132 points fractalbits | 2 comments | | HN request time: 0s | source
Show context
kburman ◴[] No.46255028[source]
I feel like this product is optimizing for an anti-pattern.

The blog argues that AI workloads are bottlenecked by latency because of 'millions of small files.' But if you are training on millions of loose 4KB objects directly from network storage, your data pipeline is the problem, not the storage layer.

Data Formats: Standard practice is to use formats like WebDataset, Parquet, or TFRecord to chunk small files into large, sequential blobs. This negates the need for high-IOPS metadata operations and makes standard S3 throughput the only metric that matters (which is already plentiful).

Caching: Most high-performance training jobs hydrate local NVMe scratch space on the GPU nodes. S3 is just the cold source of truth. We don't need sub-millisecond access to the source of truth, we need it at the edge (local disk/RAM), which is handled by the data loader pre-fetching.

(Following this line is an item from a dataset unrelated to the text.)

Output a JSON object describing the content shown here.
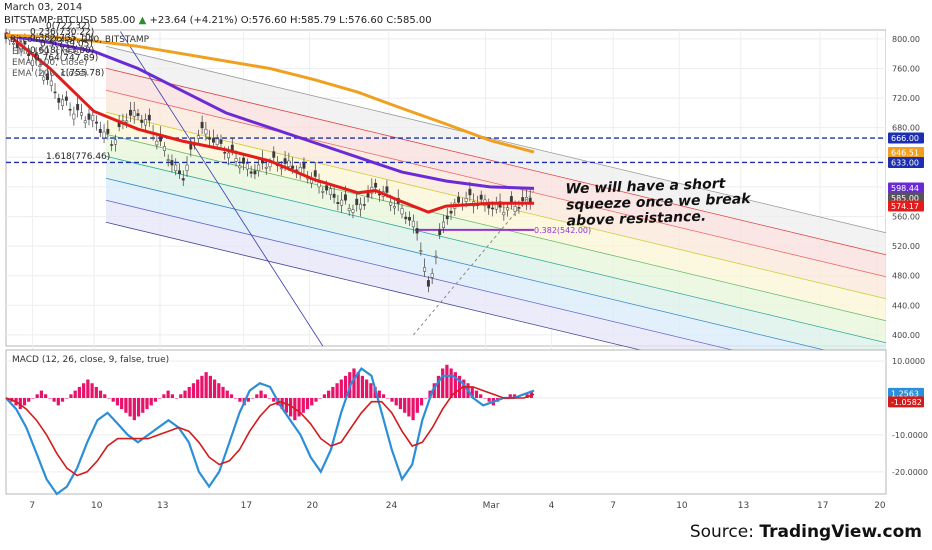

It seems like they are building a complex distributed system to solve a problem that is better solved by tar -cvf

replies(6): >>46255366 #>>46255422 #>>46255678 #>>46255722 #>>46255754 #>>46255888 #
fulafel ◴[] No.46255722[source]
You can do app optimizations to work with object databases that are slow for small objects, or you can have a fast object database - doesn't seem that black and white. If you can build a fast object database that is robust and solves that problem well, it's (hopefully) a non leaky abstraction that can warrant some complexity inside.

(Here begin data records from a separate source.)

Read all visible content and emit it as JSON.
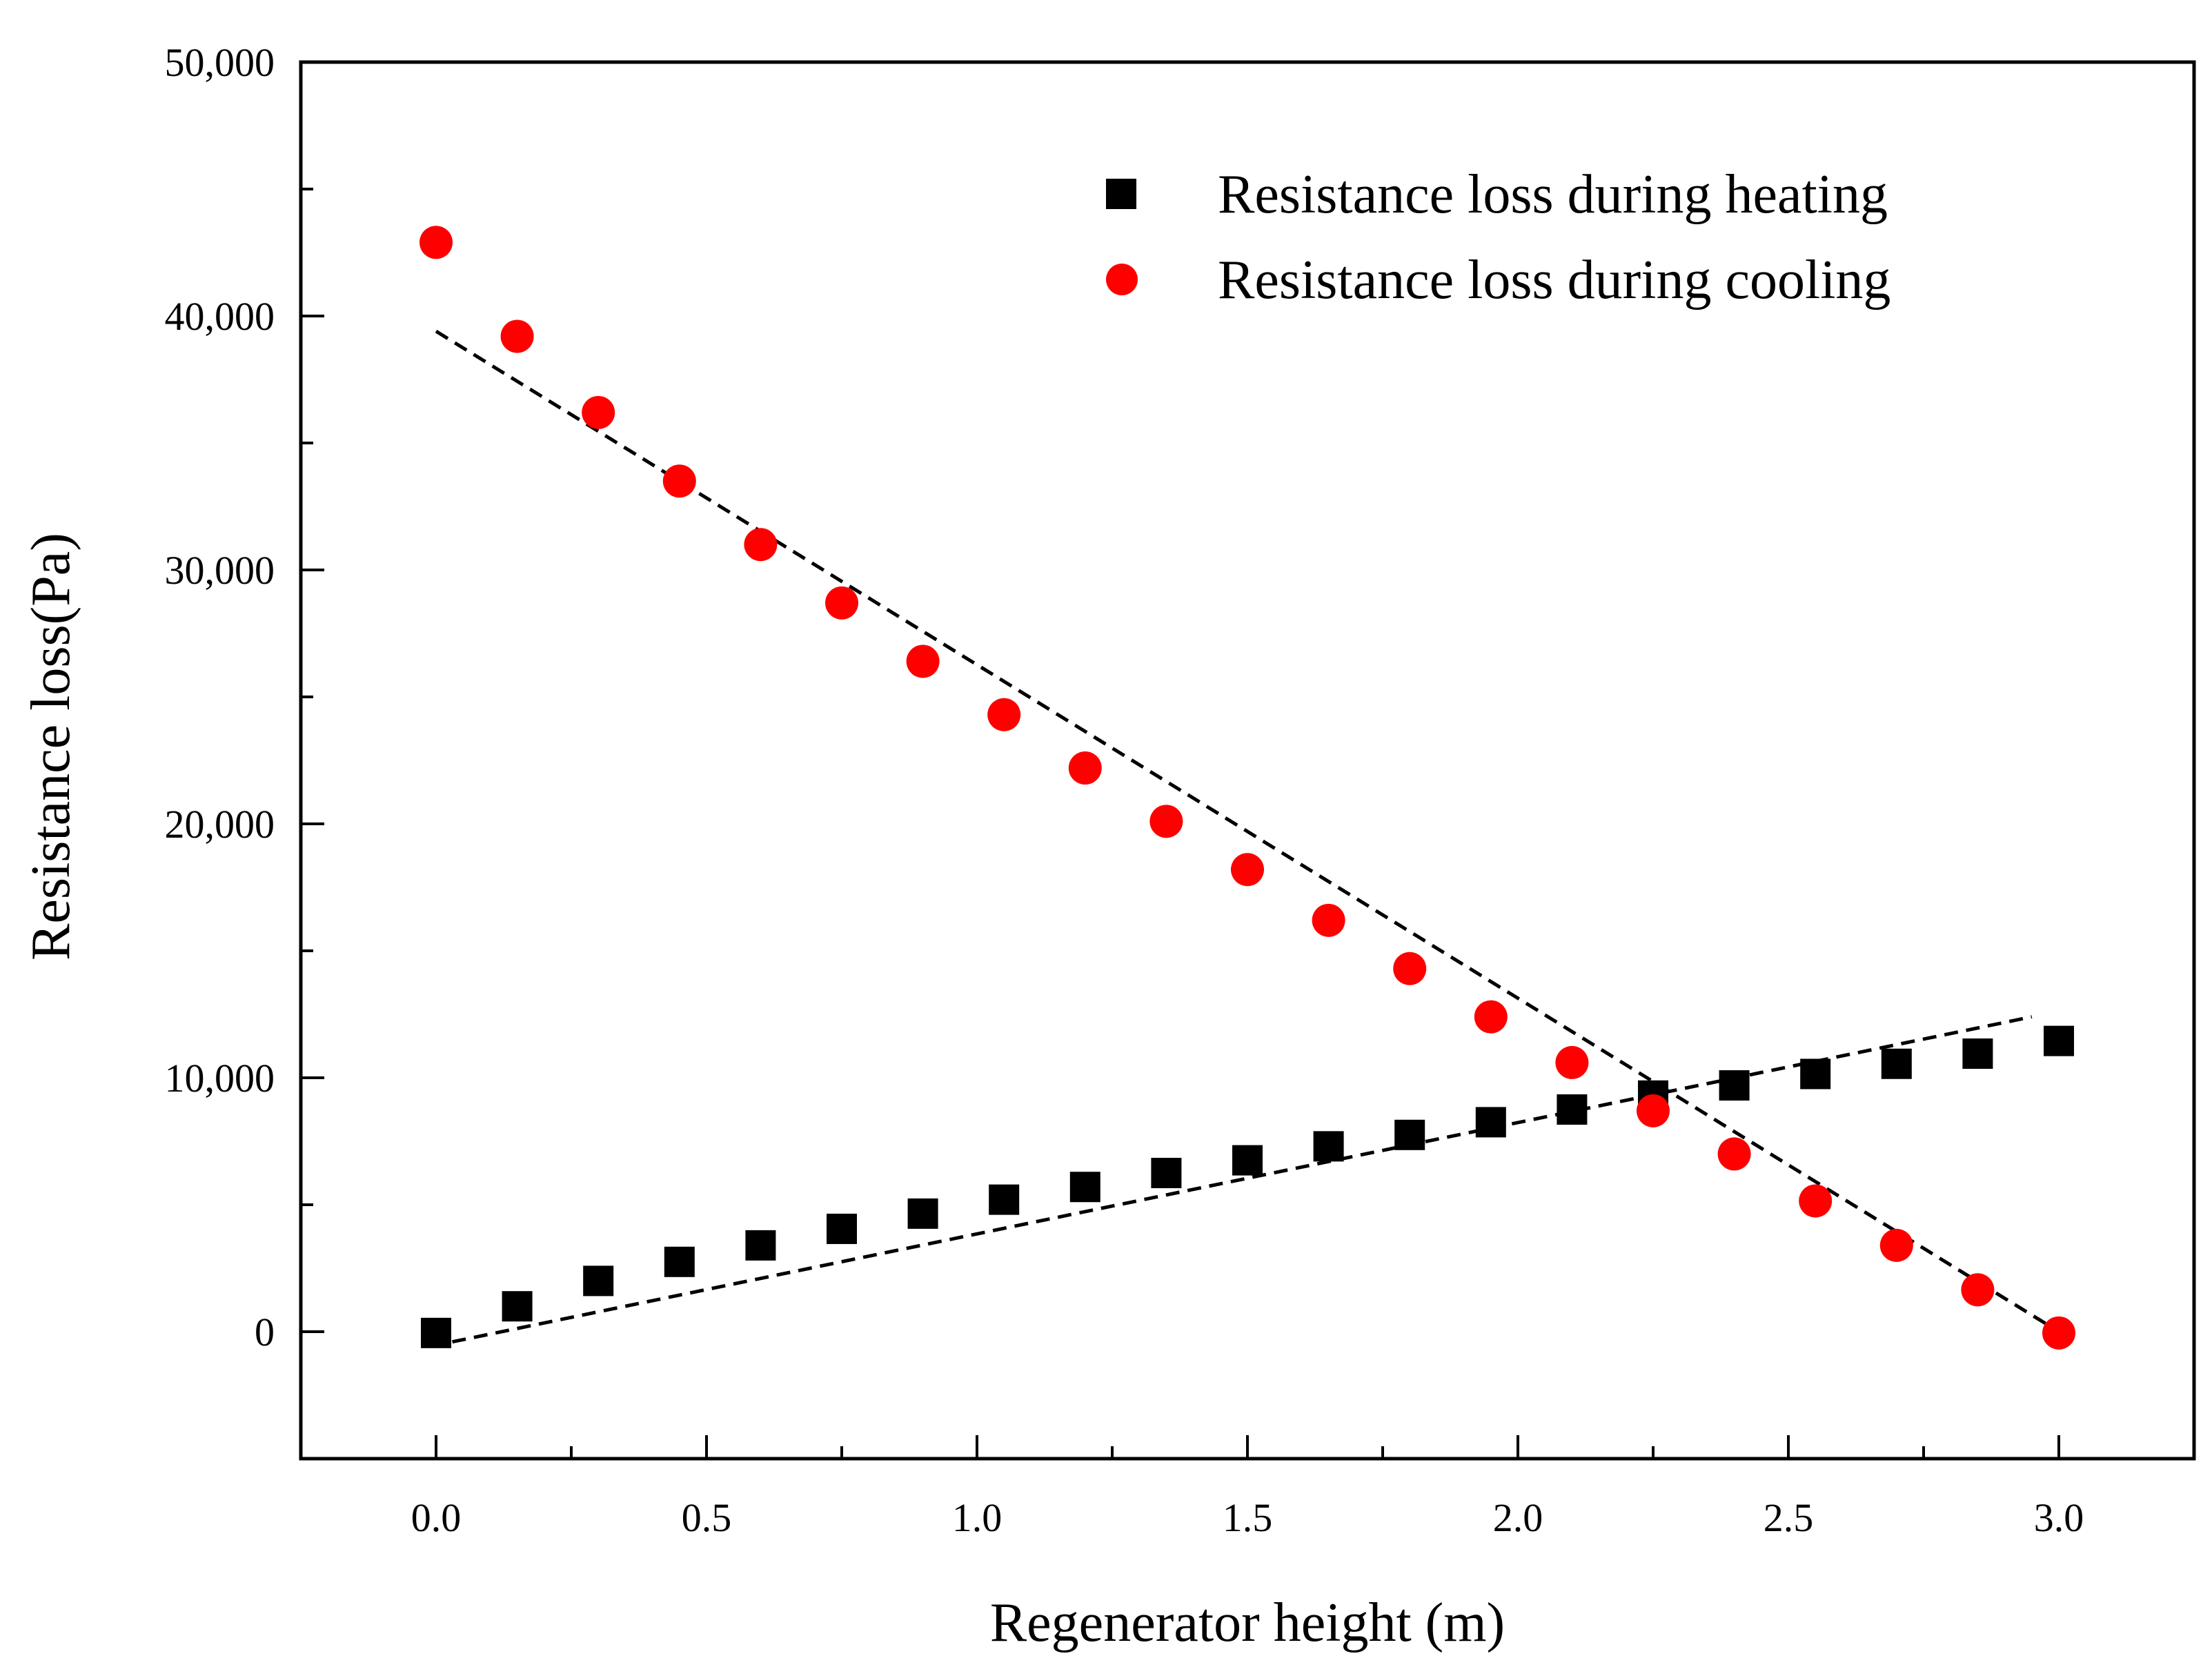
{
  "chart_data": {
    "type": "scatter",
    "xlabel": "Regenerator height (m)",
    "ylabel": "Resistance loss(Pa)",
    "xlim": [
      -0.25,
      3.25
    ],
    "ylim": [
      -5000,
      50000
    ],
    "x_ticks": [
      0.0,
      0.5,
      1.0,
      1.5,
      2.0,
      2.5,
      3.0
    ],
    "x_tick_labels": [
      "0.0",
      "0.5",
      "1.0",
      "1.5",
      "2.0",
      "2.5",
      "3.0"
    ],
    "x_minor_ticks": [
      -0.25,
      0.25,
      0.75,
      1.25,
      1.75,
      2.25,
      2.75,
      3.25
    ],
    "y_ticks": [
      0,
      10000,
      20000,
      30000,
      40000,
      50000
    ],
    "y_tick_labels": [
      "0",
      "10,000",
      "20,000",
      "30,000",
      "40,000",
      "50,000"
    ],
    "y_minor_ticks": [
      -5000,
      5000,
      15000,
      25000,
      35000,
      45000
    ],
    "grid": false,
    "legend_position": "top-right",
    "series": [
      {
        "name": "Resistance loss during heating",
        "marker": "square",
        "color": "#000000",
        "x": [
          0.0,
          0.15,
          0.3,
          0.45,
          0.6,
          0.75,
          0.9,
          1.05,
          1.2,
          1.35,
          1.5,
          1.65,
          1.8,
          1.95,
          2.1,
          2.25,
          2.4,
          2.55,
          2.7,
          2.85,
          3.0
        ],
        "y": [
          -50,
          1000,
          2000,
          2750,
          3400,
          4050,
          4650,
          5200,
          5700,
          6250,
          6750,
          7300,
          7750,
          8250,
          8750,
          9300,
          9700,
          10150,
          10550,
          10950,
          11450
        ]
      },
      {
        "name": "Resistance loss during cooling",
        "marker": "circle",
        "color": "#ff0000",
        "x": [
          0.0,
          0.15,
          0.3,
          0.45,
          0.6,
          0.75,
          0.9,
          1.05,
          1.2,
          1.35,
          1.5,
          1.65,
          1.8,
          1.95,
          2.1,
          2.25,
          2.4,
          2.55,
          2.7,
          2.85,
          3.0
        ],
        "y": [
          42900,
          39200,
          36200,
          33500,
          31000,
          28700,
          26400,
          24300,
          22200,
          20100,
          18200,
          16200,
          14300,
          12400,
          10600,
          8700,
          7000,
          5150,
          3400,
          1650,
          -50
        ]
      }
    ],
    "fit_lines": [
      {
        "name": "heating-fit",
        "style": "dashed",
        "color": "#000000",
        "x": [
          0.03,
          2.95
        ],
        "y": [
          -400,
          12400
        ]
      },
      {
        "name": "cooling-fit",
        "style": "dashed",
        "color": "#000000",
        "x": [
          0.0,
          3.0
        ],
        "y": [
          39400,
          0
        ]
      }
    ]
  }
}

The tar -cvf is a good analogy though, are you working with a virtual tape drive or a virtual SSD.

replies(1): >>46257344 #
1. kburman ◴[] No.46257344[source]
Expecting the storage layer to fix an inefficient I/O pattern (millions of tiny network requests) is optimizing the wrong part of the stack.

> are you working with a virtual tape drive or a virtual SSD.

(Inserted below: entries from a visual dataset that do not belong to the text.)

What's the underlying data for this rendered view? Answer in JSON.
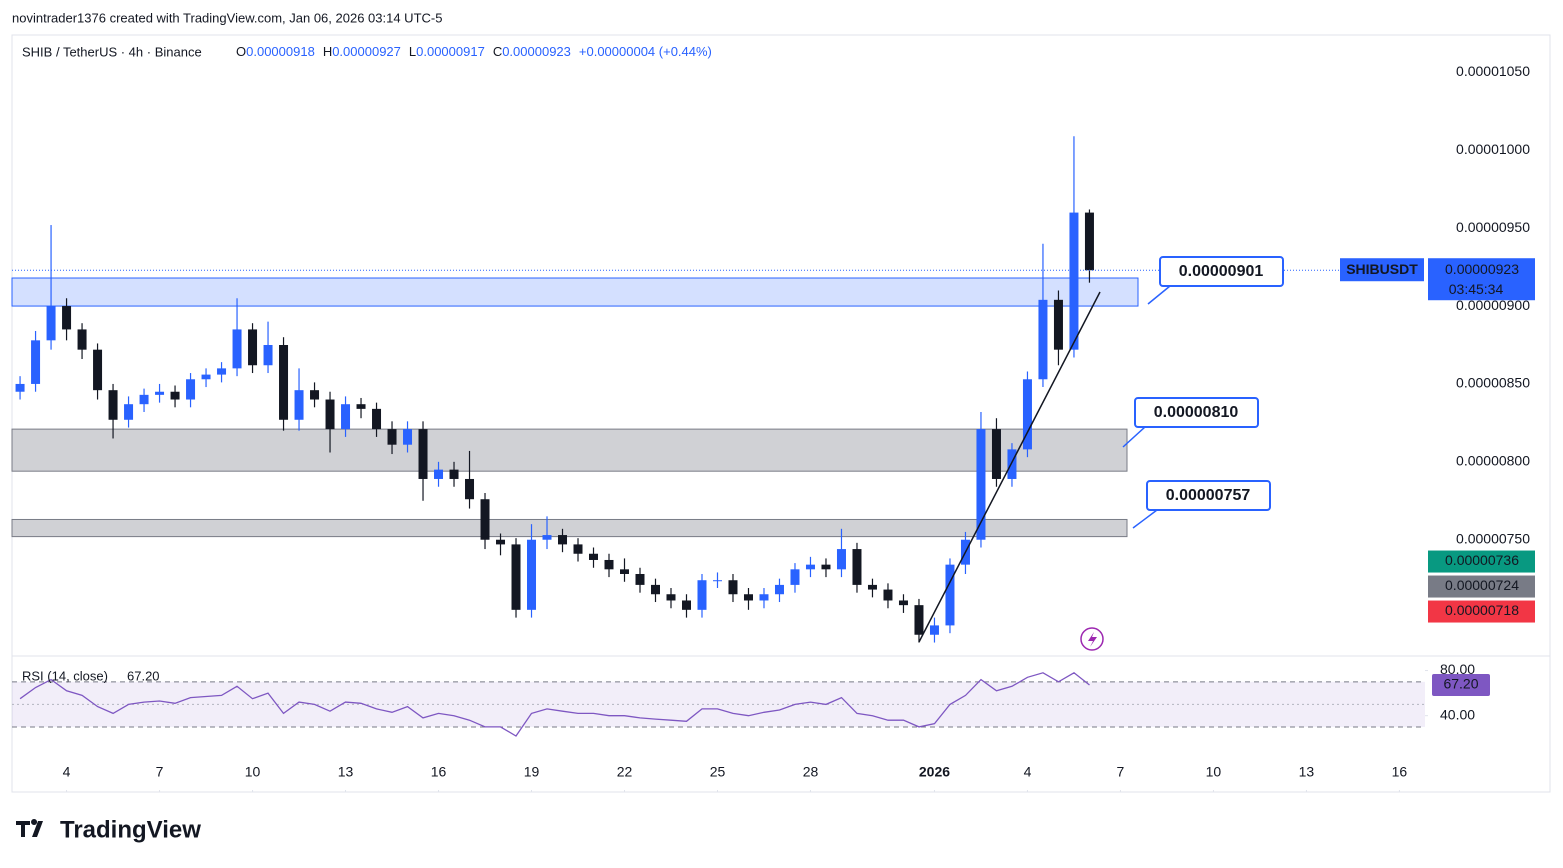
{
  "attribution": "novintrader1376 created with TradingView.com, Jan 06, 2026 03:14 UTC-5",
  "brand": "TradingView",
  "chart_data": {
    "type": "candlestick",
    "title": "SHIB / TetherUS · 4h · Binance",
    "ohlc_legend": {
      "labels": [
        "O",
        "H",
        "L",
        "C"
      ],
      "values": [
        "0.00000918",
        "0.00000927",
        "0.00000917",
        "0.00000923"
      ],
      "change": "+0.00000004 (+0.44%)"
    },
    "ylim": [
      6.76e-06,
      1.074e-05
    ],
    "yticks": [
      {
        "value": 1.05e-05,
        "label": "0.00001050"
      },
      {
        "value": 1e-05,
        "label": "0.00001000"
      },
      {
        "value": 9.5e-06,
        "label": "0.00000950"
      },
      {
        "value": 9e-06,
        "label": "0.00000900"
      },
      {
        "value": 8.5e-06,
        "label": "0.00000850"
      },
      {
        "value": 8e-06,
        "label": "0.00000800"
      },
      {
        "value": 7.5e-06,
        "label": "0.00000750"
      }
    ],
    "xlim": [
      -0.52,
      90.65
    ],
    "xticks": [
      {
        "value": 3,
        "label": "4"
      },
      {
        "value": 9,
        "label": "7"
      },
      {
        "value": 15,
        "label": "10"
      },
      {
        "value": 21,
        "label": "13"
      },
      {
        "value": 27,
        "label": "16"
      },
      {
        "value": 33,
        "label": "19"
      },
      {
        "value": 39,
        "label": "22"
      },
      {
        "value": 45,
        "label": "25"
      },
      {
        "value": 51,
        "label": "28"
      },
      {
        "value": 59,
        "label": "2026"
      },
      {
        "value": 65,
        "label": "4"
      },
      {
        "value": 71,
        "label": "7"
      },
      {
        "value": 77,
        "label": "10"
      },
      {
        "value": 83,
        "label": "13"
      },
      {
        "value": 89,
        "label": "16"
      }
    ],
    "up_color": "#2962ff",
    "down_color": "#131722",
    "open": [
      8.45e-06,
      8.5e-06,
      8.78e-06,
      9e-06,
      8.85e-06,
      8.72e-06,
      8.46e-06,
      8.27e-06,
      8.37e-06,
      8.43e-06,
      8.45e-06,
      8.4e-06,
      8.53e-06,
      8.56e-06,
      8.6e-06,
      8.85e-06,
      8.62e-06,
      8.75e-06,
      8.27e-06,
      8.46e-06,
      8.4e-06,
      8.21e-06,
      8.37e-06,
      8.34e-06,
      8.21e-06,
      8.11e-06,
      8.21e-06,
      7.89e-06,
      7.95e-06,
      7.89e-06,
      7.76e-06,
      7.5e-06,
      7.47e-06,
      7.05e-06,
      7.5e-06,
      7.53e-06,
      7.47e-06,
      7.41e-06,
      7.37e-06,
      7.31e-06,
      7.28e-06,
      7.21e-06,
      7.15e-06,
      7.11e-06,
      7.05e-06,
      7.24e-06,
      7.24e-06,
      7.15e-06,
      7.11e-06,
      7.15e-06,
      7.21e-06,
      7.31e-06,
      7.34e-06,
      7.31e-06,
      7.44e-06,
      7.21e-06,
      7.18e-06,
      7.11e-06,
      7.08e-06,
      6.89e-06,
      6.95e-06,
      7.34e-06,
      7.5e-06,
      8.21e-06,
      7.89e-06,
      8.08e-06,
      8.53e-06,
      9.04e-06,
      8.72e-06,
      9.6e-06
    ],
    "high": [
      8.55e-06,
      8.84e-06,
      9.52e-06,
      9.05e-06,
      8.89e-06,
      8.76e-06,
      8.5e-06,
      8.42e-06,
      8.47e-06,
      8.5e-06,
      8.49e-06,
      8.57e-06,
      8.6e-06,
      8.64e-06,
      9.05e-06,
      8.89e-06,
      8.9e-06,
      8.8e-06,
      8.6e-06,
      8.51e-06,
      8.45e-06,
      8.42e-06,
      8.41e-06,
      8.38e-06,
      8.26e-06,
      8.26e-06,
      8.26e-06,
      8e-06,
      8e-06,
      8.07e-06,
      7.8e-06,
      7.54e-06,
      7.51e-06,
      7.6e-06,
      7.65e-06,
      7.57e-06,
      7.51e-06,
      7.45e-06,
      7.41e-06,
      7.38e-06,
      7.32e-06,
      7.25e-06,
      7.19e-06,
      7.15e-06,
      7.28e-06,
      7.29e-06,
      7.28e-06,
      7.19e-06,
      7.19e-06,
      7.25e-06,
      7.35e-06,
      7.39e-06,
      7.38e-06,
      7.57e-06,
      7.48e-06,
      7.25e-06,
      7.22e-06,
      7.15e-06,
      7.12e-06,
      7e-06,
      7.38e-06,
      7.55e-06,
      8.32e-06,
      8.28e-06,
      8.12e-06,
      8.58e-06,
      9.4e-06,
      9.1e-06,
      1.009e-05,
      9.62e-06
    ],
    "low": [
      8.4e-06,
      8.45e-06,
      8.72e-06,
      8.78e-06,
      8.66e-06,
      8.4e-06,
      8.15e-06,
      8.22e-06,
      8.32e-06,
      8.38e-06,
      8.35e-06,
      8.35e-06,
      8.48e-06,
      8.51e-06,
      8.55e-06,
      8.57e-06,
      8.57e-06,
      8.2e-06,
      8.2e-06,
      8.35e-06,
      8.06e-06,
      8.16e-06,
      8.28e-06,
      8.16e-06,
      8.05e-06,
      8.06e-06,
      7.75e-06,
      7.84e-06,
      7.84e-06,
      7.7e-06,
      7.44e-06,
      7.4e-06,
      7e-06,
      7e-06,
      7.44e-06,
      7.42e-06,
      7.36e-06,
      7.32e-06,
      7.26e-06,
      7.23e-06,
      7.16e-06,
      7.1e-06,
      7.06e-06,
      7e-06,
      7e-06,
      7.19e-06,
      7.1e-06,
      7.05e-06,
      7.06e-06,
      7.1e-06,
      7.16e-06,
      7.26e-06,
      7.26e-06,
      7.26e-06,
      7.16e-06,
      7.13e-06,
      7.06e-06,
      7.03e-06,
      6.84e-06,
      6.84e-06,
      6.9e-06,
      7.28e-06,
      7.45e-06,
      7.84e-06,
      7.84e-06,
      8.03e-06,
      8.48e-06,
      8.62e-06,
      8.67e-06,
      9.15e-06
    ],
    "close": [
      8.5e-06,
      8.78e-06,
      9e-06,
      8.85e-06,
      8.72e-06,
      8.46e-06,
      8.27e-06,
      8.37e-06,
      8.43e-06,
      8.45e-06,
      8.4e-06,
      8.53e-06,
      8.56e-06,
      8.6e-06,
      8.85e-06,
      8.62e-06,
      8.75e-06,
      8.27e-06,
      8.46e-06,
      8.4e-06,
      8.21e-06,
      8.37e-06,
      8.34e-06,
      8.21e-06,
      8.11e-06,
      8.21e-06,
      7.89e-06,
      7.95e-06,
      7.89e-06,
      7.76e-06,
      7.5e-06,
      7.47e-06,
      7.05e-06,
      7.5e-06,
      7.53e-06,
      7.47e-06,
      7.41e-06,
      7.37e-06,
      7.31e-06,
      7.28e-06,
      7.21e-06,
      7.15e-06,
      7.11e-06,
      7.05e-06,
      7.24e-06,
      7.24e-06,
      7.15e-06,
      7.11e-06,
      7.15e-06,
      7.21e-06,
      7.31e-06,
      7.34e-06,
      7.31e-06,
      7.44e-06,
      7.21e-06,
      7.18e-06,
      7.11e-06,
      7.08e-06,
      6.89e-06,
      6.95e-06,
      7.34e-06,
      7.5e-06,
      8.21e-06,
      7.89e-06,
      8.08e-06,
      8.53e-06,
      9.04e-06,
      8.72e-06,
      9.6e-06,
      9.23e-06
    ],
    "zones": [
      {
        "value": 9.01e-06,
        "label": "0.00000901",
        "top": 9.18e-06,
        "bottom": 9e-06,
        "color": "#2962ff"
      },
      {
        "value": 8.1e-06,
        "label": "0.00000810",
        "top": 8.21e-06,
        "bottom": 7.94e-06,
        "color": "#787b86"
      },
      {
        "value": 7.57e-06,
        "label": "0.00000757",
        "top": 7.63e-06,
        "bottom": 7.52e-06,
        "color": "#787b86"
      }
    ],
    "last_price": {
      "symbol": "SHIBUSDT",
      "value": 9.23e-06,
      "label": "0.00000923",
      "countdown": "03:45:34"
    },
    "price_tags": [
      {
        "value": 7.36e-06,
        "label": "0.00000736",
        "color": "#089981"
      },
      {
        "value": 7.24e-06,
        "label": "0.00000724",
        "color": "#787b86"
      },
      {
        "value": 7.18e-06,
        "label": "0.00000718",
        "color": "#f23645"
      }
    ],
    "rsi": {
      "title": "RSI (14, close)",
      "value": 67.2,
      "value_label": "67.20",
      "color": "#7e57c2",
      "ylim": [
        14,
        92
      ],
      "yticks": [
        {
          "value": 80,
          "label": "80.00"
        },
        {
          "value": 40,
          "label": "40.00"
        }
      ],
      "band": [
        30,
        70
      ],
      "values": [
        55,
        65,
        72,
        62,
        58,
        48,
        42,
        50,
        52,
        53,
        51,
        56,
        57,
        58,
        66,
        55,
        60,
        42,
        52,
        50,
        44,
        52,
        51,
        46,
        43,
        48,
        38,
        42,
        40,
        36,
        30,
        30,
        22,
        42,
        46,
        44,
        42,
        42,
        40,
        40,
        38,
        37,
        36,
        35,
        46,
        46,
        42,
        40,
        43,
        45,
        50,
        52,
        50,
        56,
        42,
        40,
        36,
        36,
        30,
        33,
        50,
        58,
        72,
        62,
        66,
        74,
        78,
        70,
        78,
        67.2
      ]
    }
  }
}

Treating a networked object store like a local SSD ignores the Fallacies of Distributed Computing. You cannot engineer away the speed of light or the TCP stack.

replies(1): >>46261350 #
2. fulafel ◴[] No.46261350[source]
SSD (over nvme) and TCP (over 100gbe) both exhibit low tens of microseconds of latency as the low bound. This is ignoring redundancy for both of course, but the cost of that should also be similar between the two.

If the storage is farther away, then you'll go slower of course. But since the article is comparing to EFS and S3 Express, it's fitting to talk about a nearby scenarios I think. And the point of the article was that S3 Express was more problematic for cost than small-object performance reasons.